По дороге от биосада в Кремль встречаю профессора Диденко. Он направляется в СОК. Разговариваем о новостях. Прсфессор рассказывает:
— Ну, теперь что ни день, то новость. Опять какая то комедия начинается. В Москве комедианят еще почище. Разгромили все физиологические и бактериологические лаборатории. Вся старая профессура сидит. И ведь не дукайте, будто случайное дело какое. Все это заранее приготовлялось. Начали с реформы преподавания. Собственно, дело касалось технической его стороны. От каждого профессора потребовали составления подробных программ-конспектов, надлежаще хронометрированных. Ведь это труд какой! Только теперь выяснилось для чего эта мера. Садят всю профессуру в подвал, а на их место своих выдвиженцев-младенцев. Те по конспектам и шпаргалкам кое-как и бредут. Дело как будто, не останавливается.

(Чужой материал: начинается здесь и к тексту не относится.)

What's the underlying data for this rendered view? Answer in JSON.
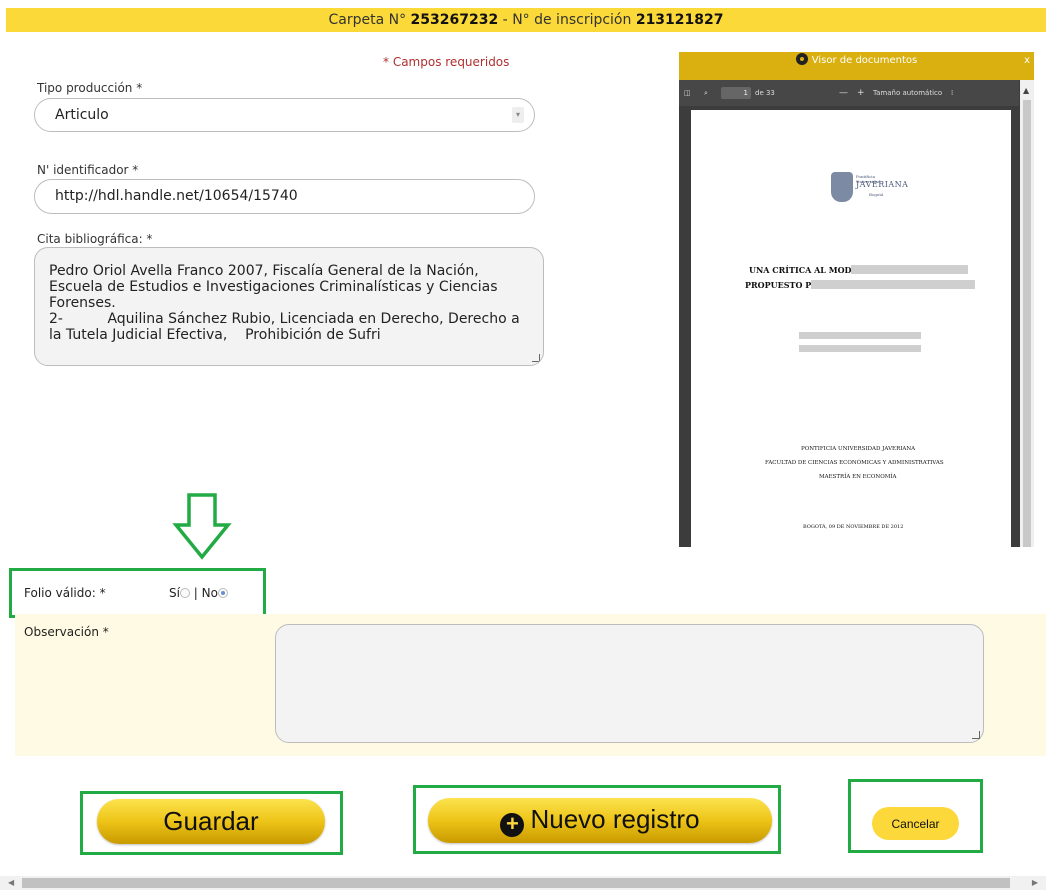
{
  "banner": {
    "carpeta_label": "Carpeta N°",
    "carpeta_number": "253267232",
    "separator": "-",
    "inscripcion_label": "N° de inscripción",
    "inscripcion_number": "213121827"
  },
  "form": {
    "required_note": "* Campos requeridos",
    "tipo_label": "Tipo producción *",
    "tipo_value": "Articulo",
    "identificador_label": "N' identificador *",
    "identificador_value": "http://hdl.handle.net/10654/15740",
    "cita_label": "Cita bibliográfica: *",
    "cita_value": "Pedro Oriol Avella Franco 2007, Fiscalía General de la Nación,\nEscuela de Estudios e Investigaciones Criminalísticas y Ciencias\nForenses.\n2-          Aquilina Sánchez Rubio, Licenciada en Derecho, Derecho a\nla Tutela Judicial Efectiva,    Prohibición de Sufri"
  },
  "viewer": {
    "title": "Visor de documentos",
    "close": "x",
    "page_current": "1",
    "page_total": "de 33",
    "zoom_label": "Tamaño automático",
    "document": {
      "logo_line1": "Pontificia Universidad",
      "logo_line2": "JAVERIANA",
      "logo_line3": "Bogotá",
      "title_line1": "UNA CRÍTICA AL MODELO",
      "title_line2": "PROPUESTO POR",
      "institution_line1": "PONTIFICIA UNIVERSIDAD JAVERIANA",
      "institution_line2": "FACULTAD DE CIENCIAS ECONÓMICAS Y ADMINISTRATIVAS",
      "institution_line3": "MAESTRÍA EN ECONOMÍA",
      "date_line": "BOGOTÁ, 09 DE NOVIEMBRE DE 2012"
    }
  },
  "folio": {
    "label": "Folio válido: *",
    "yes_label": "Sí",
    "separator": "|",
    "no_label": "No",
    "selected": "No"
  },
  "observacion": {
    "label": "Observación *",
    "value": ""
  },
  "buttons": {
    "guardar": "Guardar",
    "nuevo": "Nuevo registro",
    "cancelar": "Cancelar"
  },
  "colors": {
    "banner": "#fbd939",
    "highlight_box": "#22aa44",
    "observation_panel": "#fffae3",
    "viewer_header": "#d9b00f"
  }
}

— Для чего же вся эта комедия, профессор?
— Нельзя же, батенька, всю профессуру посадить, чтобы все соседи это видели. Лицо надо сохранить, вот что. А их у них три: одно для Западной Европы, одно для внутреннего употребления, и третье — для себя, то есть для правящих. Многоликое божество. Для чего понадобилось садить в лагери бактериологов, зоологов и генетиков — дело темное.
Мы идем мимо биосадского озера по Муксомольской дороге. Стоит чудный весенний день. Даже тепло стало. Деревья в несколько дней успели одеться листвой, и всякая травка спешит использовать короткое полярное лето.
Профессор — ширококостный украинец с висячимн усами, помахивает палкой и задумчиво продолжает:
— Вот только одно для меня неясно: куда это многоликое божество бредет? Теперь опять назревает процесс украинцев. Среди студенческой молодежи открывают сепаратистическое движение. Собственно, сепаратизм то вызывается желанием освободиться от большевизма. Открыли большую организацию так называемого СВУ — Союза Вызволения Украины. Полны тюрьмы молодежи.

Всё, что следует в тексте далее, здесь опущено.